- Breed: Tennessee Walking Horse
- Discipline: Performance show horse
- Sire: Lined With Cash
- Dam: Rebel's Design
- Sex: Stallion
- Foaled: March 15, 2007
- Color: Chestnut
- Trainer: Chad Baucom

Major wins
- World Grand Championship in 2012

= Walk Time Charlie =

Walk Time Charlie is a Tennessee Walking Horse stallion who won his breed's World Grand Championship in 2012.

==Life and career==

Walk Time Charlie is a chestnut stallion with a flaxen mane and tail and a star on his forehead.

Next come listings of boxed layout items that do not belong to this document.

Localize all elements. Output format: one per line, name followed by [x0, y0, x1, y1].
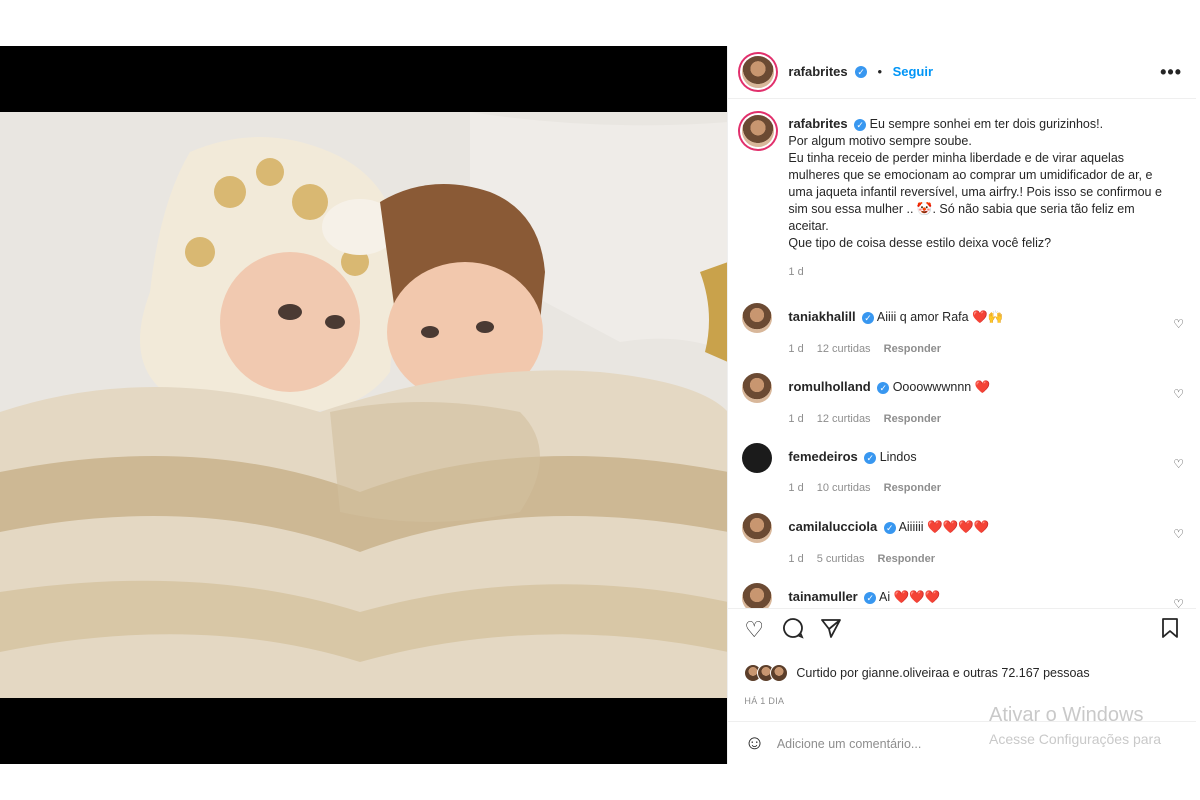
verified-icon: ✓: [862, 311, 875, 324]
comment-likes[interactable]: 12 curtidas: [817, 413, 871, 425]
caption-line: mulheres que se emocionam ao comprar um …: [788, 168, 1153, 182]
likes-summary[interactable]: Curtido por gianne.oliveiraa e outras 72…: [744, 664, 1090, 682]
post-photo[interactable]: [0, 112, 728, 698]
commenter-username[interactable]: camilalucciola: [788, 519, 877, 534]
comment-meta: 1 d 12 curtidas Responder: [788, 413, 1148, 425]
comment-emoji: ❤️: [974, 380, 991, 394]
like-heart-icon[interactable]: ♡: [744, 617, 764, 643]
watermark-subtitle: Acesse Configurações para: [989, 731, 1161, 747]
post-actions-bar: ♡: [728, 608, 1196, 647]
comment-body: romulholland ✓ Oooowwwnnn ❤️ 1 d 12 curt…: [788, 371, 1148, 441]
commenter-avatar[interactable]: [742, 583, 773, 608]
author-avatar[interactable]: [742, 56, 775, 88]
watermark-title: Ativar o Windows: [989, 704, 1144, 726]
comment-time[interactable]: 1 d: [788, 482, 803, 494]
comment-emoji: ❤️❤️❤️❤️: [927, 520, 990, 534]
photo-illustration: [0, 112, 728, 698]
comment-likes[interactable]: 12 curtidas: [817, 343, 871, 355]
commenter-avatar[interactable]: [742, 303, 773, 333]
caption-line: aceitar.: [788, 219, 829, 233]
comment-item: camilalucciola ✓ Aiiiiii ❤️❤️❤️❤️ 1 d 5 …: [728, 511, 1196, 581]
comment-body: tainamuller ✓ Ai ❤️❤️❤️: [788, 581, 1148, 608]
post-caption: rafabrites ✓ Eu sempre sonhei em ter doi…: [728, 99, 1196, 281]
comment-emoji: ❤️❤️❤️: [893, 590, 941, 604]
comment-likes[interactable]: 5 curtidas: [817, 553, 865, 565]
likes-text[interactable]: Curtido por gianne.oliveiraa e outras 72…: [796, 666, 1089, 680]
comment-text: Oooowwwnnn: [892, 380, 972, 394]
caption-line: Eu tinha receio de perder minha liberdad…: [788, 151, 1125, 165]
more-options-icon[interactable]: •••: [1160, 62, 1182, 83]
likers-avatar-stack: [744, 664, 789, 682]
follow-button[interactable]: Seguir: [893, 64, 933, 79]
like-comment-heart-icon[interactable]: ♡: [1173, 597, 1184, 608]
share-icon[interactable]: [820, 617, 842, 645]
caption-line: Que tipo de coisa desse estilo deixa voc…: [788, 236, 1052, 250]
caption-avatar[interactable]: [742, 115, 775, 147]
verified-icon: ✓: [855, 65, 868, 78]
comment-body: taniakhalill ✓ Aiiii q amor Rafa ❤️🙌 1 d…: [788, 301, 1148, 371]
like-comment-heart-icon[interactable]: ♡: [1173, 317, 1184, 331]
commenter-username[interactable]: tainamuller: [788, 589, 857, 604]
commenter-username[interactable]: taniakhalill: [788, 309, 855, 324]
commenter-avatar[interactable]: [742, 443, 773, 473]
caption-text: rafabrites ✓ Eu sempre sonhei em ter doi…: [788, 115, 1168, 281]
comment-text: Aiiii q amor Rafa: [876, 310, 969, 324]
author-line: rafabrites ✓ • Seguir: [788, 63, 933, 81]
windows-activation-watermark: Ativar o Windows Acesse Configurações pa…: [989, 704, 1161, 747]
post-timestamp[interactable]: HÁ 1 DIA: [744, 696, 784, 706]
comment-time[interactable]: 1 d: [788, 343, 803, 355]
reply-button[interactable]: Responder: [884, 482, 941, 494]
comment-input[interactable]: Adicione um comentário...: [777, 737, 922, 751]
post-side-panel: rafabrites ✓ • Seguir ••• rafabrites ✓ E…: [727, 46, 1196, 764]
comment-item: romulholland ✓ Oooowwwnnn ❤️ 1 d 12 curt…: [728, 371, 1196, 441]
comment-meta: 1 d 5 curtidas Responder: [788, 553, 1148, 565]
comment-time[interactable]: 1 d: [788, 413, 803, 425]
author-username[interactable]: rafabrites: [788, 64, 847, 79]
emoji-picker-icon[interactable]: ☺: [744, 732, 764, 755]
comment-likes[interactable]: 10 curtidas: [817, 482, 871, 494]
comment-emoji: ❤️🙌: [972, 310, 1004, 324]
comments-list[interactable]: rafabrites ✓ Eu sempre sonhei em ter doi…: [728, 99, 1196, 608]
comment-item: tainamuller ✓ Ai ❤️❤️❤️ ♡: [728, 581, 1196, 608]
comment-meta: 1 d 10 curtidas Responder: [788, 482, 1148, 494]
comment-text: Ai: [879, 590, 891, 604]
comment-meta: 1 d 12 curtidas Responder: [788, 343, 1148, 355]
verified-icon: ✓: [877, 381, 890, 394]
commenter-username[interactable]: femedeiros: [788, 449, 857, 464]
comment-body: femedeiros ✓ Lindos 1 d 10 curtidas Resp…: [788, 441, 1148, 511]
verified-icon: ✓: [864, 451, 877, 464]
separator-dot: •: [877, 64, 883, 79]
caption-line: Por algum motivo sempre soube.: [788, 134, 972, 148]
post-media: [0, 46, 728, 764]
post-header: rafabrites ✓ • Seguir •••: [728, 46, 1196, 99]
comment-body: camilalucciola ✓ Aiiiiii ❤️❤️❤️❤️ 1 d 5 …: [788, 511, 1148, 581]
liker-avatar: [770, 664, 789, 682]
caption-time[interactable]: 1 d: [788, 264, 1168, 281]
reply-button[interactable]: Responder: [878, 553, 935, 565]
commenter-avatar[interactable]: [742, 373, 773, 403]
comment-time[interactable]: 1 d: [788, 553, 803, 565]
comment-icon[interactable]: [782, 617, 805, 645]
commenter-avatar[interactable]: [742, 513, 773, 543]
like-comment-heart-icon[interactable]: ♡: [1173, 527, 1184, 541]
comment-item: femedeiros ✓ Lindos 1 d 10 curtidas Resp…: [728, 441, 1196, 511]
caption-line: Eu sempre sonhei em ter dois gurizinhos!…: [869, 117, 1104, 131]
caption-line: uma jaqueta infantil reversível, uma air…: [788, 185, 1162, 199]
commenter-username[interactable]: romulholland: [788, 379, 870, 394]
verified-icon: ✓: [854, 118, 867, 131]
verified-icon: ✓: [883, 521, 896, 534]
verified-icon: ✓: [864, 591, 877, 604]
save-bookmark-icon[interactable]: [1160, 617, 1180, 645]
comment-text: Aiiiiii: [898, 520, 924, 534]
comment-item: taniakhalill ✓ Aiiii q amor Rafa ❤️🙌 1 d…: [728, 301, 1196, 371]
like-comment-heart-icon[interactable]: ♡: [1173, 387, 1184, 401]
caption-line: sim sou essa mulher .. 🤡. Só não sabia q…: [788, 202, 1135, 216]
caption-username[interactable]: rafabrites: [788, 116, 847, 131]
reply-button[interactable]: Responder: [884, 343, 941, 355]
reply-button[interactable]: Responder: [884, 413, 941, 425]
like-comment-heart-icon[interactable]: ♡: [1173, 457, 1184, 471]
instagram-post: rafabrites ✓ • Seguir ••• rafabrites ✓ E…: [0, 46, 1196, 764]
comment-text: Lindos: [879, 450, 917, 464]
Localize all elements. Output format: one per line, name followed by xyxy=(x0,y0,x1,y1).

He was foaled on March 15, 2007, at Rolling Acres Farm and Stables, owned by Robert Stannard of Lebanon, Kentucky. His sire was Lined With Cash and his dam was Rebel's Design.
He was trained by Chad Baucom and owned by Callicutt, Holland and Kilgore. In 2011 Walk Time Charlie won the Four-Year-Old Stallion Championship in the National Trainer's Show before being injured and having to take 8 months off from showing. In 2012 he was entered in the Tennessee Walking Horse National Celebration and won the Stallions Class. On the final Saturday night of the show he and Baucom entered the World Grand Championship and unanimously placed first out of 12 horses.